A series of car recalls to hit the automotive industry this spring, including investigations of models created by Ford, Chrysler, Chevrolet and Toyota, is unlikely to impact auto manufacturer's insurance rates.

“Recall coverage is available, but it's not widely purchased by any major auto manufacturer,” says Bob Hartwig, president of the Insurance Information Institute (III). “The auto industry has a certain number of recalls every year and risk management procedures to deal with them, so as long as they don't involve an inordinate amount of vehicles or injuries this wouldn't materially influence insurance programs.”

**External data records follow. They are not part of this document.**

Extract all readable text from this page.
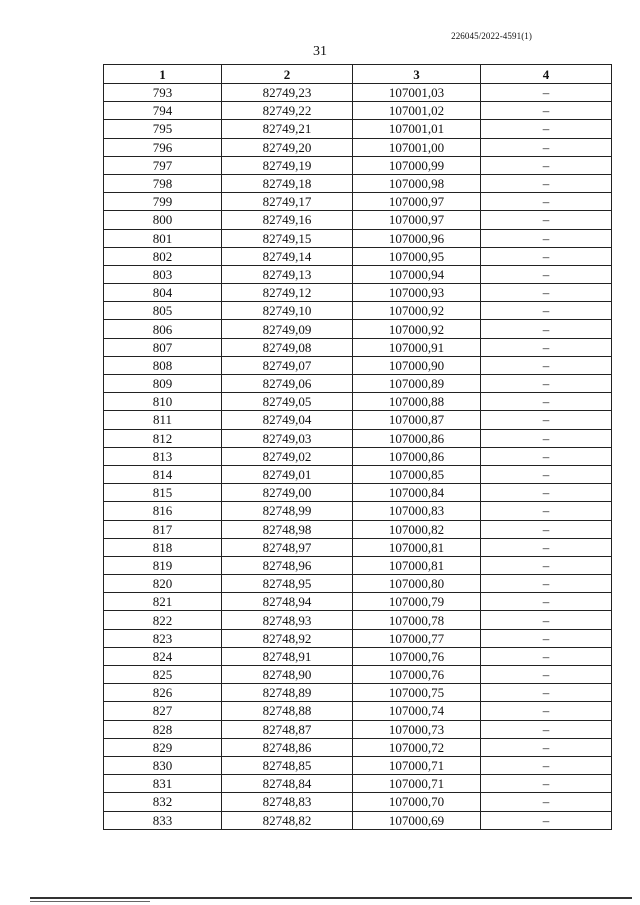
226045/2022-4591(1)
31
1	2	3	4
793	82749,23	107001,03	–
794	82749,22	107001,02	–
795	82749,21	107001,01	–
796	82749,20	107001,00	–
797	82749,19	107000,99	–
798	82749,18	107000,98	–
799	82749,17	107000,97	–
800	82749,16	107000,97	–
801	82749,15	107000,96	–
802	82749,14	107000,95	–
803	82749,13	107000,94	–
804	82749,12	107000,93	–
805	82749,10	107000,92	–
806	82749,09	107000,92	–
807	82749,08	107000,91	–
808	82749,07	107000,90	–
809	82749,06	107000,89	–
810	82749,05	107000,88	–
811	82749,04	107000,87	–
812	82749,03	107000,86	–
813	82749,02	107000,86	–
814	82749,01	107000,85	–
815	82749,00	107000,84	–
816	82748,99	107000,83	–
817	82748,98	107000,82	–
818	82748,97	107000,81	–
819	82748,96	107000,81	–
820	82748,95	107000,80	–
821	82748,94	107000,79	–
822	82748,93	107000,78	–
823	82748,92	107000,77	–
824	82748,91	107000,76	–
825	82748,90	107000,76	–
826	82748,89	107000,75	–
827	82748,88	107000,74	–
828	82748,87	107000,73	–
829	82748,86	107000,72	–
830	82748,85	107000,71	–
831	82748,84	107000,71	–
832	82748,83	107000,70	–
833	82748,82	107000,69	–
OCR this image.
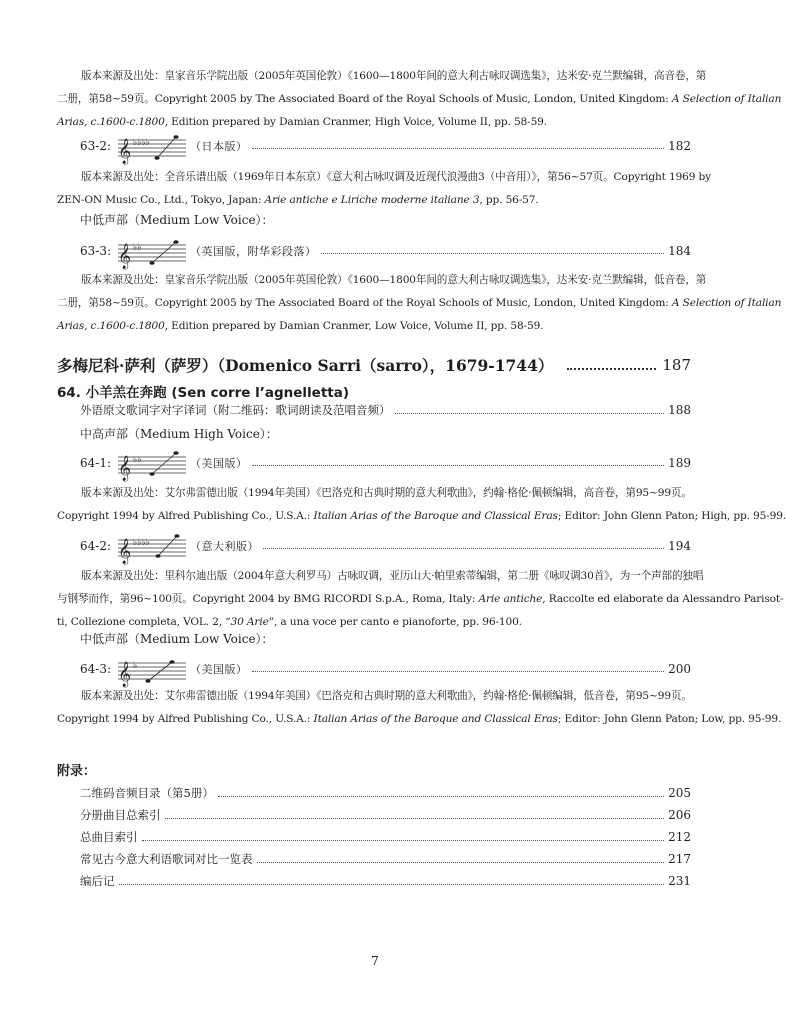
版本来源及出处：皇家音乐学院出版（2005年英国伦敦）《1600—1800年间的意大利古咏叹调选集》，达米安·克兰默编辑，高音卷，第
二册，第58~59页。Copyright 2005 by The Associated Board of the Royal Schools of Music, London, United Kingdom: A Selection of Italian
Arias, c.1600-c.1800, Edition prepared by Damian Cranmer, High Voice, Volume II, pp. 58-59.
63-2: 𝄞 ♭♭♭♭	（日本版）	182
版本来源及出处：全音乐谱出版（1969年日本东京）《意大利古咏叹调及近现代浪漫曲3（中音用）》，第56~57页。Copyright 1969 by
ZEN-ON Music Co., Ltd., Tokyo, Japan: Arie antiche e Liriche moderne italiane 3, pp. 56-57.
中低声部（Medium Low Voice）：
63-3: 𝄞 ♭♭	（英国版，附华彩段落）	184
版本来源及出处：皇家音乐学院出版（2005年英国伦敦）《1600—1800年间的意大利古咏叹调选集》，达米安·克兰默编辑，低音卷，第
二册，第58~59页。Copyright 2005 by The Associated Board of the Royal Schools of Music, London, United Kingdom: A Selection of Italian
Arias, c.1600-c.1800, Edition prepared by Damian Cranmer, Low Voice, Volume II, pp. 58-59.
多梅尼科·萨利（萨罗）（Domenico Sarri（sarro），1679-1744）	187
64. 小羊羔在奔跑 (Sen corre l’agnelletta)
外语原文歌词字对字译词（附二维码：歌词朗读及范唱音频）	188
中高声部（Medium High Voice）：
64-1: 𝄞 ♭♭	（美国版）	189
版本来源及出处：艾尔弗雷德出版（1994年美国）《巴洛克和古典时期的意大利歌曲》，约翰·格伦·佩顿编辑，高音卷，第95~99页。
Copyright 1994 by Alfred Publishing Co., U.S.A.: Italian Arias of the Baroque and Classical Eras; Editor: John Glenn Paton; High, pp. 95-99.
64-2: 𝄞 ♭♭♭♭	（意大利版）	194
版本来源及出处：里科尔迪出版（2004年意大利罗马）古咏叹调，亚历山大·帕里索蒂编辑，第二册《咏叹调30首》，为一个声部的独唱
与钢琴而作，第96~100页。Copyright 2004 by BMG RICORDI S.p.A., Roma, Italy: Arie antiche, Raccolte ed elaborate da Alessandro Parisot-
ti, Collezione completa, VOL. 2, “30 Arie”, a una voce per canto e pianoforte, pp. 96-100.
中低声部（Medium Low Voice）：
64-3: 𝄞 ♭	（美国版）	200
版本来源及出处：艾尔弗雷德出版（1994年美国）《巴洛克和古典时期的意大利歌曲》，约翰·格伦·佩顿编辑，低音卷，第95~99页。
Copyright 1994 by Alfred Publishing Co., U.S.A.: Italian Arias of the Baroque and Classical Eras; Editor: John Glenn Paton; Low, pp. 95-99.
附录：
二维码音频目录（第5册）	205
分册曲目总索引	206
总曲目索引	212
常见古今意大利语歌词对比一览表	217
编后记	231
7
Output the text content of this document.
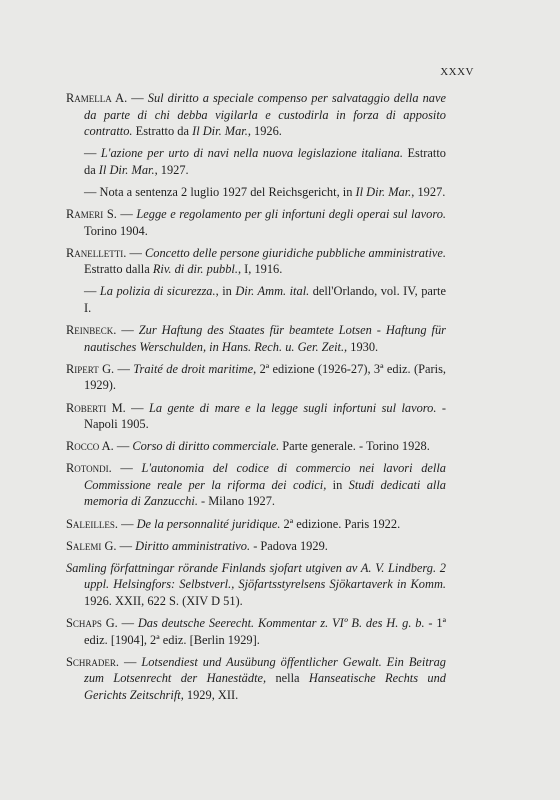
XXXV
Ramella A. — Sul diritto a speciale compenso per salvataggio della nave da parte di chi debba vigilarla e custodirla in forza di apposito contratto. Estratto da Il Dir. Mar., 1926.
— L'azione per urto di navi nella nuova legislazione italiana. Estratto da Il Dir. Mar., 1927.
— Nota a sentenza 2 luglio 1927 del Reichsgericht, in Il Dir. Mar., 1927.
Rameri S. — Legge e regolamento per gli infortuni degli operai sul lavoro. Torino 1904.
Ranelletti. — Concetto delle persone giuridiche pubbliche amministrative. Estratto dalla Riv. di dir. pubbl., I, 1916.
— La polizia di sicurezza., in Dir. Amm. ital. dell'Orlando, vol. IV, parte I.
Reinbeck. — Zur Haftung des Staates für beamtete Lotsen - Haftung für nautisches Werschulden, in Hans. Rech. u. Ger. Zeit., 1930.
Ripert G. — Traité de droit maritime, 2ª edizione (1926-27), 3ª ediz. (Paris, 1929).
Roberti M. — La gente di mare e la legge sugli infortuni sul lavoro. - Napoli 1905.
Rocco A. — Corso di diritto commerciale. Parte generale. - Torino 1928.
Rotondi. — L'autonomia del codice di commercio nei lavori della Commissione reale per la riforma dei codici, in Studi dedicati alla memoria di Zanzucchi. - Milano 1927.
Saleilles. — De la personnalité juridique. 2ª edizione. Paris 1922.
Salemi G. — Diritto amministrativo. - Padova 1929.
Samling författningar rörande Finlands sjofart utgiven av A. V. Lindberg. 2 uppl. Helsingfors: Selbstverl., Sjöfartsstyrelsens Sjökartaverk in Komm. 1926. XXII, 622 S. (XIV D 51).
Schaps G. — Das deutsche Seerecht. Kommentar z. VIº B. des H. g. b. - 1ª ediz. [1904], 2ª ediz. [Berlin 1929].
Schrader. — Lotsendiest und Ausübung öffentlicher Gewalt. Ein Beitrag zum Lotsenrecht der Hanestädte, nella Hanseatische Rechts und Gerichts Zeitschrift, 1929, XII.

The National Highway Traffic Safety Administration reports around 600 recalls annually, but many of those events never make the news because car makers try to reverse the issues before they become public relations disasters.

“If the fault is fixed before any injuries to customers occur, then [the recall] is unlikely to greatly affect the pricing on any relevant product liability policies,” says Mark Colgate, head of product recall at independent broker R.K. Harrison. “What it may do is further encourage the car manufacturers to push more liability or responsibility on to their parts suppliers to indemnify them for any fault with the products they supply.”

The NHTSA is examining complaints of Ford Super Duty pickup trucks with failed steering gear boxes that led to a loss of steering control. Although the malfunction caused to confirmed injuries, Ford recalled about 340,000 trucks from the year 2008.

Chrysler called for a return of more than 300,000 Jeep Cherokees, Commanders and Wranglers as well as Dodge Ram trucks. The NHTSA found that the Jeeps, produced between 2005- 2010, were prone to an electrical failure that caused the transfer to shift on its own into neutral and allow the vehicles to roll away. The 2013 Dodge Rams received reports of dysfunctional windshield defrosters.

Also in May, around 100,000 Chevrolet Corvettes were the subject of 30 NHTSA complains regarding defective low-beam headlights that endangered night drivers but caused no injuries.

In April, Toyota recalled 1.7 million Corola, Matrix and Tundra models worldwide; last year it recalled 2.5 million vehicles in the U.S. for potential fire risk and went through a $1.1 billion settlement for unintended acceleration in its Lexus cars.

Though recalls due to malfunctions and defects are a risk auto innovators take every year, companies have been known to undervalue human safety in order to protect their bottom lines from the pricey procedure. In the 1970s, for example, Ford came under fire for staying silent about the known deadly trap of its Pinto models: they burst into flame when impacted in an accident.

“Reputation is vital to all car manufacturers and they cannot afford to have any potential products that could cause an injury to a customer to continue to be sold in the marketplace,” says Colgate. “Consequently car manufacturers are likely to recall any faulty product but then try to offset the cost of the recall by pushing the cost of that recall onto the supplier of the defective part.”